Le débat autour de la prostitution est aussi vieux que le monde, et c’est ce qui fait qu’on parle de ce commerce comme étant le plus vieux métier du monde. Depuis les origines, il y a ceux qui le condamnent et ceux qui le trouvent naturel. A la faveur de l’explosion du libéralisme et de l’accession de nouveaux droits au fronton des constitutions nationales et des chartes et conventions internationales, la lutte s’organise autour de la promotion de la prostitution en nouveau droit. Ainsi, on a assisté, entre autres activités, à Venise en 2002, à une marche qui a fait grand bruit et qui a vu les travailleurs et travailleuses du sexe, défiler pour revendiquer leurs droits. Elle restera comme la première marche des «Parapluies rouges », symbole adopté par les marcheurs pour illustrer leur résistance à la discrimination. Dans d’autres pays du monde, les mêmes manifestations ont lieu. Le Canada, pour sa part, se prépare activement à organiser le 17 décembre 2007, une Marche pour la journée internationale contre la violence envers les travailleuses du sexe.

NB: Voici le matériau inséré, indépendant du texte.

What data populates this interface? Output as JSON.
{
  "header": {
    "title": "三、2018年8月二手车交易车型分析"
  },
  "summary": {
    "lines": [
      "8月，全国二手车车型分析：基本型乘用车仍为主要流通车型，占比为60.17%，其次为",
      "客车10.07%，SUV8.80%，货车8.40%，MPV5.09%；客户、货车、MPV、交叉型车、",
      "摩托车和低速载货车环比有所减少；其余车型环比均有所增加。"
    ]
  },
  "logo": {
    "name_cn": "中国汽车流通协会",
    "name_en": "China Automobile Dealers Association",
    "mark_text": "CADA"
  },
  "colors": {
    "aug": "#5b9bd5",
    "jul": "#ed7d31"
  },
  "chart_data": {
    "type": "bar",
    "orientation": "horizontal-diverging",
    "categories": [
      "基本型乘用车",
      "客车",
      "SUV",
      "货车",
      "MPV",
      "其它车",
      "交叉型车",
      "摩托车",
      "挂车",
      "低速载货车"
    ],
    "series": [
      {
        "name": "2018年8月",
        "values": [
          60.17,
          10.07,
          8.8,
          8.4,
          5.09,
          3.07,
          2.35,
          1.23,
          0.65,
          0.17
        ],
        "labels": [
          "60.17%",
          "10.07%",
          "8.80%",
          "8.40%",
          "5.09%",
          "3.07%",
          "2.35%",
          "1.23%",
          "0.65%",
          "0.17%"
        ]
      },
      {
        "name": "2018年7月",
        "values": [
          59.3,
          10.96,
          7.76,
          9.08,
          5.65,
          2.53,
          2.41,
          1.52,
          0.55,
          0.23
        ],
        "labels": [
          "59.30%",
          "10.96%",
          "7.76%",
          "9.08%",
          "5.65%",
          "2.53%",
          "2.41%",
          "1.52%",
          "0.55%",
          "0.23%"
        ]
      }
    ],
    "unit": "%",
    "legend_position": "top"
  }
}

Mais quelle que soit la vigueur de cette mobilisation pour normaliser la prostitution et lui trouver des protections juridiques, ceux qui sont contre, continuent à faire flèche de tout bois, qu’ils soient poussés par des considérations religieuses ou non. Ils sont actuellement en œuvre justement en Hongrie.


Jeune prostituée sur le trottoir
(http://ledroitpourlajustice.blogspirit.com)

Dans ce pays en effet, l’Etat se prépare à transformer le commerce du sexe en quasi-entreprise d’Etat en le soumettant à une imposition fiscale et à des protections exorbitantes. Pour ceux qui s’y opposent, il y a des risques graves à laisser l’Etat se transformer en « maquereau » et en disséminateur de la prostitution dans les consciences comme activité normale, légale et socialement bénéfique. Ils n’en
plaisantent pas comme de la banalisation d’une activité qui pourrait conduire un jour peut-être, les institutions de Bretton Woods à en demander le démantèlement, comme elles le feraient de n’importe quelle entreprise du secteur public.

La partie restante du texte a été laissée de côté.